Municipalities join the war of autonomous communities and Treasury on account of the monthly payment pending VAT of 2017. The President of the Spanish Federation of Municipalities (FEMP) and socialist mayor of Vigo, Abel Caballero, announced this morning that he is already working to claim “Today” to the Ministry of Finance on reimbursement of 753 million euros corresponding to the VAT settlement of one month of the year 2017.
The Supreme Court ruled this week in favor of Castilla y León, which would have appealed that it did not receive the corresponding monthly payment, which sets a precedent for the rest of the territorial administrations. Now the Treasury must find a solution to pay the autonomies about 2,500 million euros, to which are added the 753 of the municipalities. Catalonia, Galicia, Madrid, Castilla-La Mancha, Asturias, Andalusia or Murcia, had also presented similar appeals and now they see that the Supreme Court’s ruling gives the green light to their claims.
The problem stems from a measure adopted in 2017 the Ministry of Finance that was then commanded by Cristóbal Montoro. By approving the computerized VAT return (the Immediate Information System, to modernize the tax return), the taxation date for companies was delayed to allow them to adapt to the new system, which caused that in that year, for cash purposes , only eleven months will be collected.
As the communities receive 50% of the income from the tax, and the large municipalities and capitals receive 2.3266% of the income from the tax, in 2017 the State covered the part of regions and consistories, but the financing model indicates that two years from now the Executive will settle the differences in the real collection versus the expected distribution of income. In 2019, the liquidation arrived and left the communities with 2,500 million less income as a result of this 2017 decision.
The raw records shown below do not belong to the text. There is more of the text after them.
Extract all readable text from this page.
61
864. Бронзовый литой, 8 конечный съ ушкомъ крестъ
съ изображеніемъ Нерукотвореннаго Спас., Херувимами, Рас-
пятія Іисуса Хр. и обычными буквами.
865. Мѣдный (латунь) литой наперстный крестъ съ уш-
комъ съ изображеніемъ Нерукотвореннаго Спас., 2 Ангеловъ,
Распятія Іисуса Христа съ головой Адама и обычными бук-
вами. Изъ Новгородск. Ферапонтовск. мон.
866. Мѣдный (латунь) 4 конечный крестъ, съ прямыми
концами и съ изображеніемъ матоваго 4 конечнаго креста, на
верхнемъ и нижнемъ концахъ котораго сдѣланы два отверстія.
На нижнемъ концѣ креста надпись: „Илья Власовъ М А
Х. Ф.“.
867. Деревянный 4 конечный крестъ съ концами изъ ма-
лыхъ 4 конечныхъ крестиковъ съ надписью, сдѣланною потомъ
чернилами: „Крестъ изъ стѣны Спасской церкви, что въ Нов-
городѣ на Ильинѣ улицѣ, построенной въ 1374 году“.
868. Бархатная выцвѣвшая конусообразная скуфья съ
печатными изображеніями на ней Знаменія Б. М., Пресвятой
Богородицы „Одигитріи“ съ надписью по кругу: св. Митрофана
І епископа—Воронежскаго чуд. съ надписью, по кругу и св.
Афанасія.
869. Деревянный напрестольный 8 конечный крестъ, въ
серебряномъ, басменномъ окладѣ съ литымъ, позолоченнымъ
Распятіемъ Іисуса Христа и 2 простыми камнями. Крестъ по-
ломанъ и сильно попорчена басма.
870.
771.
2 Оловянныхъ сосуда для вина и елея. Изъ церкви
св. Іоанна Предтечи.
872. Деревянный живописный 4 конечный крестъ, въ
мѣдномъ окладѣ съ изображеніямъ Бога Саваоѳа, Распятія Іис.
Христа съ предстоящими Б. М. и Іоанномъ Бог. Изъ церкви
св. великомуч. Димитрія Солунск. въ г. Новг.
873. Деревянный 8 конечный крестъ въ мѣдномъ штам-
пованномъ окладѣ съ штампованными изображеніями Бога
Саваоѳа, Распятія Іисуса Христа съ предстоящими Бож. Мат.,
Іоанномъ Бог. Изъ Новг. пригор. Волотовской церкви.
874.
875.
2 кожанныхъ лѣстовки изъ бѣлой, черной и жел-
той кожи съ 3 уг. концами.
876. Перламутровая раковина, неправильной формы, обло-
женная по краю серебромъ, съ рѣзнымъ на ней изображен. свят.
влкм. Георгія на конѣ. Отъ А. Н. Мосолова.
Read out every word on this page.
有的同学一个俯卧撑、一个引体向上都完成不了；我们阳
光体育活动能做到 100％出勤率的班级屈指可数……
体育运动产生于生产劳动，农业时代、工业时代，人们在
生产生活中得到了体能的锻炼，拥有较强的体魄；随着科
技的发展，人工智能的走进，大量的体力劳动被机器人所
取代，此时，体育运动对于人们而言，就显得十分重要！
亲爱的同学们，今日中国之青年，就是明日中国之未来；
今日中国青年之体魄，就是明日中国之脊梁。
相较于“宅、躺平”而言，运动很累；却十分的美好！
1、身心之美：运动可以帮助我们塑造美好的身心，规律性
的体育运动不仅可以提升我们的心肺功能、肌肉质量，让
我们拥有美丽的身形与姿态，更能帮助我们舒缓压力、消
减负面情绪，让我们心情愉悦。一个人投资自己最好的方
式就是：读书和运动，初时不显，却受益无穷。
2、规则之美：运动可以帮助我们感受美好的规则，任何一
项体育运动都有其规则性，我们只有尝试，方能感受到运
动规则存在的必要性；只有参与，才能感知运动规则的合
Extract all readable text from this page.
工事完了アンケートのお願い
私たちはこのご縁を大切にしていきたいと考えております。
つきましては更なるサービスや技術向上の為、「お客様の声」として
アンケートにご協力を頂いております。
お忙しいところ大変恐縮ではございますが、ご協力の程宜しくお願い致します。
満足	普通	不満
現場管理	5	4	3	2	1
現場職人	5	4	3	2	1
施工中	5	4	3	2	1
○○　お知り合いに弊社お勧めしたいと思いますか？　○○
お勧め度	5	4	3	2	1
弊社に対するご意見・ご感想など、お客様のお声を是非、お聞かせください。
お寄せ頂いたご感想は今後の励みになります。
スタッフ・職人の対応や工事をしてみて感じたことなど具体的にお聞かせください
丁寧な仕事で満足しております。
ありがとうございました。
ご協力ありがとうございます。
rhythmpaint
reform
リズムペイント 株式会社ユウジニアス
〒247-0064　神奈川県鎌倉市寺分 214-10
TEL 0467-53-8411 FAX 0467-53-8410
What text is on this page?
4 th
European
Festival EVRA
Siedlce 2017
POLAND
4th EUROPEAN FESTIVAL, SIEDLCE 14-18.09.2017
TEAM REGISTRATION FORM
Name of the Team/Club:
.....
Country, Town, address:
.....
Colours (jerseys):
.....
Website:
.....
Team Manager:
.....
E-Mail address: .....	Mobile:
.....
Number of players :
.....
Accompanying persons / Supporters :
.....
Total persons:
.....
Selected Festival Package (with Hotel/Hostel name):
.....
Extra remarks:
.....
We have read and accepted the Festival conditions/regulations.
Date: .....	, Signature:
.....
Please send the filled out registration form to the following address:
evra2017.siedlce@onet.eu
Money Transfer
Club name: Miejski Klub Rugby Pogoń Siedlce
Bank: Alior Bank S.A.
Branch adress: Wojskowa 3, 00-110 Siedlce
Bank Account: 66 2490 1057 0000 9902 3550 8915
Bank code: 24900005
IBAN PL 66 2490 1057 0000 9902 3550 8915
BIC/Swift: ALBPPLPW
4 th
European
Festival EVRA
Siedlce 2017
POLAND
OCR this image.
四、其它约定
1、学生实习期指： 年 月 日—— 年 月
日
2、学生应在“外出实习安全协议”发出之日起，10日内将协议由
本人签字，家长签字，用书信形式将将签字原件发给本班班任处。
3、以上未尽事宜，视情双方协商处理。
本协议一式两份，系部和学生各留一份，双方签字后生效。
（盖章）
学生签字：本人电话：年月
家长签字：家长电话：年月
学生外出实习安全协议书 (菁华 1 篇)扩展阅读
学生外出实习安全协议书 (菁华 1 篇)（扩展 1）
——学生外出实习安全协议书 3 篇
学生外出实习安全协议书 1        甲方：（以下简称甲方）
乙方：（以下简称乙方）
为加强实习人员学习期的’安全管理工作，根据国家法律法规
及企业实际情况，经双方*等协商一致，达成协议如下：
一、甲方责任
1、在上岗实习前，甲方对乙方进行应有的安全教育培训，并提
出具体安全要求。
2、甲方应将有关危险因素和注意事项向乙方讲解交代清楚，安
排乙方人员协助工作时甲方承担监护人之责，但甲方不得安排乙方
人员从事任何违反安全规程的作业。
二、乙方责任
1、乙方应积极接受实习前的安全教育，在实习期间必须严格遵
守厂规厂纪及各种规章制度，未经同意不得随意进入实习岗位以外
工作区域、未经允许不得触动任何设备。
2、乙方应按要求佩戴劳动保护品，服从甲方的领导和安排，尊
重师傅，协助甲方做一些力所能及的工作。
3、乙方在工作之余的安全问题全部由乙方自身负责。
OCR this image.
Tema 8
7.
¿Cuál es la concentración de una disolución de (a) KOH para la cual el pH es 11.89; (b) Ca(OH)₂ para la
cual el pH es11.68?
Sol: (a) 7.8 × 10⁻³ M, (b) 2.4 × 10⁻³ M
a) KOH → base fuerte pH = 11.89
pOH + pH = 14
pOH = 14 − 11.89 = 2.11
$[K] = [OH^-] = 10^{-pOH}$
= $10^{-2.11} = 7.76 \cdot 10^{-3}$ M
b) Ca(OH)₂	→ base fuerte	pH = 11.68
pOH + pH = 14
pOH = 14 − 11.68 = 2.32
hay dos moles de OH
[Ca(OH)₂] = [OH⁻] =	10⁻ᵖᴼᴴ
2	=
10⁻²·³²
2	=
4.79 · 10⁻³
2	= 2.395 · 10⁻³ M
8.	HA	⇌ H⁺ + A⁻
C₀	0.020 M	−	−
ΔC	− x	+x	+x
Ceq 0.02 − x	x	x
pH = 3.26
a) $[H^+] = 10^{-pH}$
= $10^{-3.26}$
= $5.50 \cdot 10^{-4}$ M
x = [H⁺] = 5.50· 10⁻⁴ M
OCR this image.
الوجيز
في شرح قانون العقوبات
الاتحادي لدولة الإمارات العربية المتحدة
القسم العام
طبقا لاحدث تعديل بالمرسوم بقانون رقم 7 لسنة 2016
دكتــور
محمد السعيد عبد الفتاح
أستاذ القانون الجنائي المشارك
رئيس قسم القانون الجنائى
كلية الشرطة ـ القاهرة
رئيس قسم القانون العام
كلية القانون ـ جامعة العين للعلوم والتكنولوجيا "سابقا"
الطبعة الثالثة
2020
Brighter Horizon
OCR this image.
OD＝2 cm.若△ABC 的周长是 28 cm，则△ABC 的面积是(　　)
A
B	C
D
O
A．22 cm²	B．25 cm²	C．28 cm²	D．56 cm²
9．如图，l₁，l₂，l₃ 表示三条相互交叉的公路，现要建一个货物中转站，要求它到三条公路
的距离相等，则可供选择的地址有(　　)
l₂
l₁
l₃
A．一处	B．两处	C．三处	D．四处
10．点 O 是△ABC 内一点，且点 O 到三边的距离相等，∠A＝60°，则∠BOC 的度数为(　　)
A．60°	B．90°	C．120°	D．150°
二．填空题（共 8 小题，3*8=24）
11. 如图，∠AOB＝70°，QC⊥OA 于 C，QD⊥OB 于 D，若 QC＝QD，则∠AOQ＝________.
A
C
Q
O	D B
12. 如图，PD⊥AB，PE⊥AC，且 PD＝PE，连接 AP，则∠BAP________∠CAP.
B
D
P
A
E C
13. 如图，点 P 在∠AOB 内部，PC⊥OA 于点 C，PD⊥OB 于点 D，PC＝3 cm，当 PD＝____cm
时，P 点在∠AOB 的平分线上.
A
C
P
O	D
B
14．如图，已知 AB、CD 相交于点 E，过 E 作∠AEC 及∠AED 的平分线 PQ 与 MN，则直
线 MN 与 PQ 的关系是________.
The municipalities, for their part, had a negative liquidation of 489.5 million when, including this amount, they should have received 263 , 9 million from the Treasury.
the State collected ten months of income of collection in 2017, compared to twelve in regions and municipalities. In 2019, the State, when making the settlement of 2017, was left with 13 months of collection of the tax -one of them the result of that of 2017 of less than it received- and Autonomous Communities and municipalities, with eleven. The Treasury, at the time, included a solution in its 2019 Budget project, but when the Congress of Deputies overthrew them and the elections were brought forward, it was left on paper. Then, already in 2020, it softened the deficit targets and allowed the regions to compensate for this loss of income with loans from the Autonomous Liquidity Fund (FLA) at zero rate.
In the case of local corporations, The Treasury discounted what was not received by VAT in the spending rule –That is, the limit of growth of public spending– for last year, going from 2.8% to 2.9%, and leaving them more sleeve to spend. He also offered a ‘extra FLA’ for the most indebted municipalities.